I have a question about functions that have bounded support in $\mathbb{R}$. In particular, suppose that I have a function $f$ with support $A\subset \mathbb{R}$ so that $A$ is compact. Without loss of generality, let's suppose that $A$ is a closed interval $[a,b]$.
Define $B$ to be the differential operator, such that $Bf = \frac{d}{dx}f$. If $s$ is an integer, then aside from the set $\{a,b\}$, which is of Lebesgue measure zero, we have that $B^s f = 0$ for any $x \in [a,b]^C$, the complement of $[a,b]$. My question is, aside from the points $\{a,b\}$ is this also true for any $s\in \mathbb{R}$, that is to say that $B^s f = 0$ for $x\in[a,b]^{C}$ almost everywhere?
$\textbf{Edit:}$ The reason why I feel this is not trivial is because as I understand it, fractional derivatives are no longer 'local' functionals, unlike their integer counterparts.

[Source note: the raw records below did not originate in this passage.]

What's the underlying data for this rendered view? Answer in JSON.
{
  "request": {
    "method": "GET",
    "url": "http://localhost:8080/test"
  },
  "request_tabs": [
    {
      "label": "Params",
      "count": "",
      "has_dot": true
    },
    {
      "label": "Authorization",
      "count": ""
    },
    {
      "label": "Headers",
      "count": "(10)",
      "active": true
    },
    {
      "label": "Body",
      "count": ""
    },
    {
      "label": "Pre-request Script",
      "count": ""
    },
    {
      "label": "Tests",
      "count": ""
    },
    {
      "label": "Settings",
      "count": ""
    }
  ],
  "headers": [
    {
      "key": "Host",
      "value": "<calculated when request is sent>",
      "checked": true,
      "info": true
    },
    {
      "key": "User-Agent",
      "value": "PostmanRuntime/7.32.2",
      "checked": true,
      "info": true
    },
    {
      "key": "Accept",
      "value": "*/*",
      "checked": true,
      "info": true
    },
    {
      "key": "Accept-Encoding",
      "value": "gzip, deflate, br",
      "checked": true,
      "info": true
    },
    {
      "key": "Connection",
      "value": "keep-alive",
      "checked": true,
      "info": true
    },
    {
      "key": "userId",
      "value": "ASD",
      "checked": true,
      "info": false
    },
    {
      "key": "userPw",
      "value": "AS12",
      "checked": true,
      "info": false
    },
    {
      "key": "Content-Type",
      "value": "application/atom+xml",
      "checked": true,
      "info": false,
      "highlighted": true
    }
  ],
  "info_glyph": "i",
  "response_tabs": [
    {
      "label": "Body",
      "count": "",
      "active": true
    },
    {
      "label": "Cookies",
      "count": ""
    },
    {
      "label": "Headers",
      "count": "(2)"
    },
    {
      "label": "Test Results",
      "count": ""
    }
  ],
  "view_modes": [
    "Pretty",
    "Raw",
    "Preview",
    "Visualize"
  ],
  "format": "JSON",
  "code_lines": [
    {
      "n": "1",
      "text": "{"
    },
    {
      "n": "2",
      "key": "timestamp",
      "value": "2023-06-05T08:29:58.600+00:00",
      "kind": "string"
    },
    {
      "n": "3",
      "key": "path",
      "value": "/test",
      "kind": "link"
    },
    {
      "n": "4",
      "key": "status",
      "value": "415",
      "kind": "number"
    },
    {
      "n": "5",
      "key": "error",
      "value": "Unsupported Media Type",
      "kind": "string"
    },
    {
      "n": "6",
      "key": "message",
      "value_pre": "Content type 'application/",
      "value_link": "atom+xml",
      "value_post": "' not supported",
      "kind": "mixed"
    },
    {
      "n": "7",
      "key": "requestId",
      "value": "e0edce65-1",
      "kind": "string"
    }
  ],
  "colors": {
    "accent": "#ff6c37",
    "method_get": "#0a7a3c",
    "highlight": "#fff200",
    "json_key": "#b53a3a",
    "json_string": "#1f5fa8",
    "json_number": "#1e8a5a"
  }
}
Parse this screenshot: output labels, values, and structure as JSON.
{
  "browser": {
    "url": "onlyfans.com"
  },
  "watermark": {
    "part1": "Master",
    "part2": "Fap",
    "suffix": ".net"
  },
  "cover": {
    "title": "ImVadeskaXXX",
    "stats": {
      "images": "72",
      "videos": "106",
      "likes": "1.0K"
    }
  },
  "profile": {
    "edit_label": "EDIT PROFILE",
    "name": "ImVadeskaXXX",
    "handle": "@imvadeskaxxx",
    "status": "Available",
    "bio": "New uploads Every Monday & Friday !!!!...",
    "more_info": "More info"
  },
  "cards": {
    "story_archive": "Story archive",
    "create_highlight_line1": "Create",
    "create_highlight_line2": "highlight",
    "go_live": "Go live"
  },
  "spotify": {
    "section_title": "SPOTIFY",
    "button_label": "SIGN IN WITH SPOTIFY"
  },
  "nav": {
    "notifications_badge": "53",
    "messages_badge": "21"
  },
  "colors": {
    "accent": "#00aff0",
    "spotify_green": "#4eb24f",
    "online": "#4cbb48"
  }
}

This fails for every fractional $s$. Consider what happens on the Fourier transform side. If $f$ has bounded essential support, then $\hat f$ is real-analytic. Taking derivative of order $s$ amounts to multiplying $\hat f$ by $(i\xi)^s$. If $s$ is fractional, the product will not be even $C^\infty$ smooth in general (unless $\hat f$ happens to vanish near the origin). Hence, the derivative will have unbounded essential support.